5100 Reducing Pain and Dressing Change Frequency on Thermal Partial-Thickness Burns (PTB) in a Crititcal Access Hospital (CAH) Setting Utilizing Sodium Carboxymethylcellulose (NaCMC) with Ionic Silver* in the Protocol of Care

Ana M. Miller, RN, BSN, CWON, Lakewood Health System, Certified Wound and Ostomy Nurse, Staples, MN
Clinical Problem: CAHs provide essential healthcare services to areas of sparse population.  Although burn center referral guidelines assist in triaging patients to regional burn centers, the majority of PTBs are managed locally.  Silver sulfadiazine with gauze (SSD) has prevailed in a majority of protocols.  The Cochrane Collaboration revealed benefits of advanced dressing categories versus SSD in terms of pain, comfort, satisfaction, cost, healing, and additional interventions.  An alternative to SSD is a NaCMC with ionic silver dressing.

 

Past Management:

All cases were initially treated with SSD.  Petrolatum base antibiotic was used patient C on the post-burn day (PBD) # 3.  SSD was to be removed before the next applications and patients reported this process to be very painful.  

 

Current Clinical Approach:

In each case the protocol of care using a NaCMC ionic silver dressing was initiated on consultation.  The burn was cleansed,  the dressing applied and it was left in place until it detached or was removed by the clinician. 

 

Patient Outcomes:

Patient A: 39-year-old male seen PBD 2 with bilateral burns to forearms and hands after exposure to ignited flammable substance. On PBD 9 showed 75 % healing. 
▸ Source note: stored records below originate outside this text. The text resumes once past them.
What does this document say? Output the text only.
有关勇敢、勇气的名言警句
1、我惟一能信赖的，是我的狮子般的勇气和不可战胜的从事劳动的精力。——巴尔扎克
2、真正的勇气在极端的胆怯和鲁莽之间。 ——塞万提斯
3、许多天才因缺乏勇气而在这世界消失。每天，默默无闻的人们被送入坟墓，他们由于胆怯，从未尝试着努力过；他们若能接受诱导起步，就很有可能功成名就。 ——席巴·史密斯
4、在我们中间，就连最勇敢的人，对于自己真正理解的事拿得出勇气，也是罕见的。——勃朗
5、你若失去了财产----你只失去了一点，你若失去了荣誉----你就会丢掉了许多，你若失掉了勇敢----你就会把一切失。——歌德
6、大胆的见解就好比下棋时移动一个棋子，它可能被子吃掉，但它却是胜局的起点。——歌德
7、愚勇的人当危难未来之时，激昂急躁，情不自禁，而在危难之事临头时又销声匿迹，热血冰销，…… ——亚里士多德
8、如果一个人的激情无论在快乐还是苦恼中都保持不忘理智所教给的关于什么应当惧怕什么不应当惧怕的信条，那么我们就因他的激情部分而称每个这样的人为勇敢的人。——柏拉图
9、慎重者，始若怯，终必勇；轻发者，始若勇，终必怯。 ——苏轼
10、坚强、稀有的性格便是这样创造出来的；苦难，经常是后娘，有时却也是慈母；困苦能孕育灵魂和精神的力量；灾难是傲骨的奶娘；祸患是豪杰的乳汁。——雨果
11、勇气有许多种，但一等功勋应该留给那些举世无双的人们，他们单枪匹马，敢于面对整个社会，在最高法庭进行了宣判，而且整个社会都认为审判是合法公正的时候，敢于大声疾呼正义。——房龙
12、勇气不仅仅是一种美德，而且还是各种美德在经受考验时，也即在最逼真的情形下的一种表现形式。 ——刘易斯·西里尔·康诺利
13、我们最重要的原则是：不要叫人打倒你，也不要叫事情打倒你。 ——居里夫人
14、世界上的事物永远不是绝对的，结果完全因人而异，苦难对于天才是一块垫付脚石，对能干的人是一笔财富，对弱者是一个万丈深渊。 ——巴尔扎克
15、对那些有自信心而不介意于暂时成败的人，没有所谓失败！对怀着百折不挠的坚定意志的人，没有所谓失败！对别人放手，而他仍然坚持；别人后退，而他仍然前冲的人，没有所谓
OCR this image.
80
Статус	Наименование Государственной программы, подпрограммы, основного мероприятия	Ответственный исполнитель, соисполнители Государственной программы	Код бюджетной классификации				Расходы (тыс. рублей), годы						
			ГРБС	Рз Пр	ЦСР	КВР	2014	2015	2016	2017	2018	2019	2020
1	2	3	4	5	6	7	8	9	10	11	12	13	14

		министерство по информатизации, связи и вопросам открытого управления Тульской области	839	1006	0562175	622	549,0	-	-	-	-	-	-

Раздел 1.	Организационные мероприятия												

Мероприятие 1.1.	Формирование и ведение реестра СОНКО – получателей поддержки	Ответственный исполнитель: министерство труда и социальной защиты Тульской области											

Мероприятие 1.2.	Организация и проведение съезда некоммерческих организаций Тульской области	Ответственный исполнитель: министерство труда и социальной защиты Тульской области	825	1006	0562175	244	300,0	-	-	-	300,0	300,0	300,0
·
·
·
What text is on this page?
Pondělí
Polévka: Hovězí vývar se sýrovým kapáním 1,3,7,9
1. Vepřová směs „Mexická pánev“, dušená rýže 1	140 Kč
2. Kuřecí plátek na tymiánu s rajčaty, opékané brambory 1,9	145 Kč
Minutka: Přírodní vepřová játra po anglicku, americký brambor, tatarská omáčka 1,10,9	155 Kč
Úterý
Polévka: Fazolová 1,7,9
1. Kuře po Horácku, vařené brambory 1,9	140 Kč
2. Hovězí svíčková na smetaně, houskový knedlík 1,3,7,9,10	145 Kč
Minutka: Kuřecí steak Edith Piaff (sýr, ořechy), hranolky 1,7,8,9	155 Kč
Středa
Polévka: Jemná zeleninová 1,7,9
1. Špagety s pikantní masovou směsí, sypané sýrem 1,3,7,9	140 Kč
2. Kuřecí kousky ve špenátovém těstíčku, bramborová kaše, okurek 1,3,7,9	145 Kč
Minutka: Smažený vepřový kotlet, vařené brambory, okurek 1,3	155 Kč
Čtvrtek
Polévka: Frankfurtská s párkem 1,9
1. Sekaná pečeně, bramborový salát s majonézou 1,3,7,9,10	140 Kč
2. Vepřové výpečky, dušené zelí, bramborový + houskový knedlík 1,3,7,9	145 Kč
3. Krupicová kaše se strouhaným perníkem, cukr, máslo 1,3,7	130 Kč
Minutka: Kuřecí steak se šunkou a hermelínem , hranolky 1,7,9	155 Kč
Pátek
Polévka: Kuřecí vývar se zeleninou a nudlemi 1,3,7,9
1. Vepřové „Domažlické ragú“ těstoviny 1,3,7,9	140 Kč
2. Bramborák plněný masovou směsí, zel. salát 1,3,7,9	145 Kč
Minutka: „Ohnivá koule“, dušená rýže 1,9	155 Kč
Patient B: 2-year-old male with burn to right leg from hot coffee seen PBD 5. Follow up on PBD 12 revealed 80 % epithelium.

Patient C: 43-year-old female with PTB on left thigh from fireworks seen PBD 4. The wound revealed 95 % healing on PBD 6.

Conclusions:  Each patient experienced reduced pain, fewer dressing changes, and outpatient visits while expedited healing.  No infections occurred.  A rural CAH with limited resources increases the need for adherence to evidence-based protocols.  Physician training and protocol implementation will assist in standardizing to an evidence-based protocol of care using NaCMC with ionic silver dressing.

 

*AQUACEL® Ag dressing 
AQUACEL is a registered trademark of ConvaTec Inc.